It is not evidence of climate change, but something is happening to our weather. While a fairly cool summer afflicts Britain, apart from the odd sunny day or two, continental USA has been experiencing its hottest July ever recorded and the worse drought since 1953. This combination of heat and drought has dried out much of the farmland and crops have been far less successful than usual. Since the middle of June corn prices have risen by 62%, and this inevitably has a knock on effect on food prices in the world and on fuel prices in the world as much of US ethanol is made from corn.
Food prices are also going to be increased as a result of below average rainfall in the Indian monsoon ( 17% so far below its normal levels of rainfall) and exceptionally dry weather in Russia, which is affecting its wheat harvest. Mr Putin has banned all exports of wheat from Russia as crops perish in the worse heat wave since records began there 130 years ago.

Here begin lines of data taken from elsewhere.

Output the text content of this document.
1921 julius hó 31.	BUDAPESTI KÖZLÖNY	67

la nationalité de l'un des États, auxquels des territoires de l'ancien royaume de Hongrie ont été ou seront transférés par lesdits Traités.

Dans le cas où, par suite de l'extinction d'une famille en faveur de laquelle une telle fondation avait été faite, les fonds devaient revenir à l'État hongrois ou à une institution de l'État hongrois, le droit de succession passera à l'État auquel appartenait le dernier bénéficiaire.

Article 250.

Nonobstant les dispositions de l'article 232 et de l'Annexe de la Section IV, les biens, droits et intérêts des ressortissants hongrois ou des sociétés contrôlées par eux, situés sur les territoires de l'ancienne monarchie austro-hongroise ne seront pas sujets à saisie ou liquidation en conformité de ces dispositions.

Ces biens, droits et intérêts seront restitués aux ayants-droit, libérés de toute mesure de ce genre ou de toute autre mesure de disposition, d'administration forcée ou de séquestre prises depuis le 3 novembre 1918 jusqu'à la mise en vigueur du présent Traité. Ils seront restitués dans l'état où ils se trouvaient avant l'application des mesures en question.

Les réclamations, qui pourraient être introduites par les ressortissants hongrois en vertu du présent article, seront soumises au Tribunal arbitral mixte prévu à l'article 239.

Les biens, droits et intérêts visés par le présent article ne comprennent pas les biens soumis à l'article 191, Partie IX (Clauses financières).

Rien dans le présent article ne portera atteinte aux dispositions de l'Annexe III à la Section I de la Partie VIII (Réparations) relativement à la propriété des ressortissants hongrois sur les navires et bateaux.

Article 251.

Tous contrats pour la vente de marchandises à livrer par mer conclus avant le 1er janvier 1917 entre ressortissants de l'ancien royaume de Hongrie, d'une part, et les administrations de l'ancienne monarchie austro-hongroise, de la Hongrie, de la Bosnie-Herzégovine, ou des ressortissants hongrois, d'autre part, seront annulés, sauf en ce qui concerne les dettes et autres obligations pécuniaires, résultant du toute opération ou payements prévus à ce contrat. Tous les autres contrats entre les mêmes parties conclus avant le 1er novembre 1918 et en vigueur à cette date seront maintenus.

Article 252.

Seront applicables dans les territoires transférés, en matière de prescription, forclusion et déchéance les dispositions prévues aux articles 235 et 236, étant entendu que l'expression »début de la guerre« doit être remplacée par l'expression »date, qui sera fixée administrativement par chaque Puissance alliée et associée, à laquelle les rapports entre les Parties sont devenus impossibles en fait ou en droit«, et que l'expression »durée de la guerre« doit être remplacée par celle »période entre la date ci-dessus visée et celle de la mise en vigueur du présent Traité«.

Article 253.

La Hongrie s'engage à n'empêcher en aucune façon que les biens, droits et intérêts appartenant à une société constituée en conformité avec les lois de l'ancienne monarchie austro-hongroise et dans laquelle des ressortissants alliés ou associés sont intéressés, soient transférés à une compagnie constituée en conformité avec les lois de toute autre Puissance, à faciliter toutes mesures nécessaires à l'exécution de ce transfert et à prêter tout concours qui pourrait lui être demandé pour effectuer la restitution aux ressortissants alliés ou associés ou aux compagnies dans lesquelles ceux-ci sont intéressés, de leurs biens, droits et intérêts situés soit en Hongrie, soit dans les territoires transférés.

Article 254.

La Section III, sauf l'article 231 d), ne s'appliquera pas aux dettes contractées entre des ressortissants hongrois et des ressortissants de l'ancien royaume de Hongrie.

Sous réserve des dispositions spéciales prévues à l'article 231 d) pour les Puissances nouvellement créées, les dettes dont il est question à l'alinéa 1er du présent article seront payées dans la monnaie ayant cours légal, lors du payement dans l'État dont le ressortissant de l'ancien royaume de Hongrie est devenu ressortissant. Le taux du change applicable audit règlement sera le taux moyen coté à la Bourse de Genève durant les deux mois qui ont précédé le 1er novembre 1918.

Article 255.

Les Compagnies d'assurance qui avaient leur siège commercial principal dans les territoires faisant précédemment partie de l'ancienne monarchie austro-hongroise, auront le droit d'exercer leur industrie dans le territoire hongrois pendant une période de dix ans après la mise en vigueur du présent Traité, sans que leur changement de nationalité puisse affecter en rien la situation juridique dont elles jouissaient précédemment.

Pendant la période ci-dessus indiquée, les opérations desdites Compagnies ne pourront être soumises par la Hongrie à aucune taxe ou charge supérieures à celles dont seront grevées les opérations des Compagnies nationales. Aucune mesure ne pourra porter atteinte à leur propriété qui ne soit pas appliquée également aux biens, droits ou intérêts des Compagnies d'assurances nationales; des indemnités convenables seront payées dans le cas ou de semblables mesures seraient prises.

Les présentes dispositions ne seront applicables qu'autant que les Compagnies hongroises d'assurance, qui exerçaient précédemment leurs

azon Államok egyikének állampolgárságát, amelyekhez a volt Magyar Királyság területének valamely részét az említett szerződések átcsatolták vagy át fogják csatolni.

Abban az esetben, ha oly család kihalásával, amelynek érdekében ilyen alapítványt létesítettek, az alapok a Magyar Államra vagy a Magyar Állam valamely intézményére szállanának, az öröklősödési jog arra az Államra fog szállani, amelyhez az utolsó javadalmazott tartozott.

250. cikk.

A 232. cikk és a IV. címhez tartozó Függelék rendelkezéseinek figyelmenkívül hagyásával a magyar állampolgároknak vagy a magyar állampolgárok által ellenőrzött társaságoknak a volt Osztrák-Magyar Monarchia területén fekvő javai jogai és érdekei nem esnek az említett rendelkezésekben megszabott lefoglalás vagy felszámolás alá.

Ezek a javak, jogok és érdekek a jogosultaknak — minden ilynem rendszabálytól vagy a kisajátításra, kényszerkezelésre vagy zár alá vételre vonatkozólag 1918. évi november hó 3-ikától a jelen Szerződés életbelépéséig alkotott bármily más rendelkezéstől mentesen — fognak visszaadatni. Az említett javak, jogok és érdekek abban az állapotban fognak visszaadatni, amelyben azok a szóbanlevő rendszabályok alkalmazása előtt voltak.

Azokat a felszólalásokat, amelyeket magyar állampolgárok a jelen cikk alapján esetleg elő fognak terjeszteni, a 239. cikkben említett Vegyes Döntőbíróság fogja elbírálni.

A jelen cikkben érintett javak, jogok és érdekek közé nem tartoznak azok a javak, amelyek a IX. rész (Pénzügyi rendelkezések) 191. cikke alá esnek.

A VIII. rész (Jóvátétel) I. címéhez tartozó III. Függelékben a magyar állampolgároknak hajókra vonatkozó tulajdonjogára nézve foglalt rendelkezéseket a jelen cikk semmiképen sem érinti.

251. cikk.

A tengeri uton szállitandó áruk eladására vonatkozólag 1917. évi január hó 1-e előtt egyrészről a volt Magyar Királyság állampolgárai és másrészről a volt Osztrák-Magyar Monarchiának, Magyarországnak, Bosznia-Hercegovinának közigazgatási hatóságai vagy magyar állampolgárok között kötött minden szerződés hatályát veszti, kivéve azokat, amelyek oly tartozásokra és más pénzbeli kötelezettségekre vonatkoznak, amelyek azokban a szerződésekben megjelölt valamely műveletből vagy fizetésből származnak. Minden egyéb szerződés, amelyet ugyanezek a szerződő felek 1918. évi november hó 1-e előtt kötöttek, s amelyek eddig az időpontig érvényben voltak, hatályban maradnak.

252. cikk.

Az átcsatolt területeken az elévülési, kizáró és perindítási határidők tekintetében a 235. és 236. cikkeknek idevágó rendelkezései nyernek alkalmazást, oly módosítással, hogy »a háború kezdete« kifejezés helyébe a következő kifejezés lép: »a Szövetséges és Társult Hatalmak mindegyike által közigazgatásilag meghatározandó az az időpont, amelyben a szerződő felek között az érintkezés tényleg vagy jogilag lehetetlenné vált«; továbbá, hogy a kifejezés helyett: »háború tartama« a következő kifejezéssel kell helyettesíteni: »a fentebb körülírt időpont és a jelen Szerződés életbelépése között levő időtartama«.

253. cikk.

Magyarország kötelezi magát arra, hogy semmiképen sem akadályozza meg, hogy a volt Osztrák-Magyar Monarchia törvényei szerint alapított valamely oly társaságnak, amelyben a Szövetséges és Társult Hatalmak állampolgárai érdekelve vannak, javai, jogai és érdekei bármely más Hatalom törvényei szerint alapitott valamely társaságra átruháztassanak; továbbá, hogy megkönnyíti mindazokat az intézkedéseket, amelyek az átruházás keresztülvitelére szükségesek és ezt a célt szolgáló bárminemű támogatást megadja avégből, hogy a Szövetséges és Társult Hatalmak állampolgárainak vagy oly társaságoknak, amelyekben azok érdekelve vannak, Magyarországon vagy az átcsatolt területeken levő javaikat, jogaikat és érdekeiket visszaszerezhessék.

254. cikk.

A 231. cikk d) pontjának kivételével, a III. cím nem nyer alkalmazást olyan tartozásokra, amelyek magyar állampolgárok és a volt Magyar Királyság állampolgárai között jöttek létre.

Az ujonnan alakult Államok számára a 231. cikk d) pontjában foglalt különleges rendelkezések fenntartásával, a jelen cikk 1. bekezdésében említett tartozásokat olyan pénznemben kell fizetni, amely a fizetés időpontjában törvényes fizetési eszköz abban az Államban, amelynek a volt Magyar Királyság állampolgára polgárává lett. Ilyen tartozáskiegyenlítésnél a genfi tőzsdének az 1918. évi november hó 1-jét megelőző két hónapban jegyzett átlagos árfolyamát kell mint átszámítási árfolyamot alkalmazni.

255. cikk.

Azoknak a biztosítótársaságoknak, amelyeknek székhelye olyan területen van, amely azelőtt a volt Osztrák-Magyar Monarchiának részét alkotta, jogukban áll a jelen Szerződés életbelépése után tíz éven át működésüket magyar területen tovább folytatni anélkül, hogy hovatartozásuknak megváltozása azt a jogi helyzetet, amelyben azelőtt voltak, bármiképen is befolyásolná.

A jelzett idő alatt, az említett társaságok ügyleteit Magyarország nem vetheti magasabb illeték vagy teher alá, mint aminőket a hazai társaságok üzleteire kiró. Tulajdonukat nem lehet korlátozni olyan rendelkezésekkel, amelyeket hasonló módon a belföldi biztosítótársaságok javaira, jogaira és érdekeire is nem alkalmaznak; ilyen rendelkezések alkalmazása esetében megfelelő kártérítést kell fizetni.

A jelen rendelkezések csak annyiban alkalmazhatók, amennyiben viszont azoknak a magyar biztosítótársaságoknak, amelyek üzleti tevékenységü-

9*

Expect your corn flakes and bread to cost more, and also your baked beans as bean crops, particularly soya bean crops, are also drought afflicted.
I shall not blame climate change, because a exceptional year of unusual weather is not evidence that the climate is changing rapidly, but there have been so many weather records broken this year in the United Kingdom and in the United States.
In West Africa’s Sahel region Oxfam estimates that the lives of thirteen million people are in peril as a result of the drought there.
If you want to escape the US drought do not go to Manila in the Philippines. Rain that usually falls in a month fell in two days. About six hundred people are sheltering in emergency shelters as a result of floods and most reports estimate that two million souls are badly affected by the floods.
It is not, of course, evidence of climate change, but is is a cause for concern.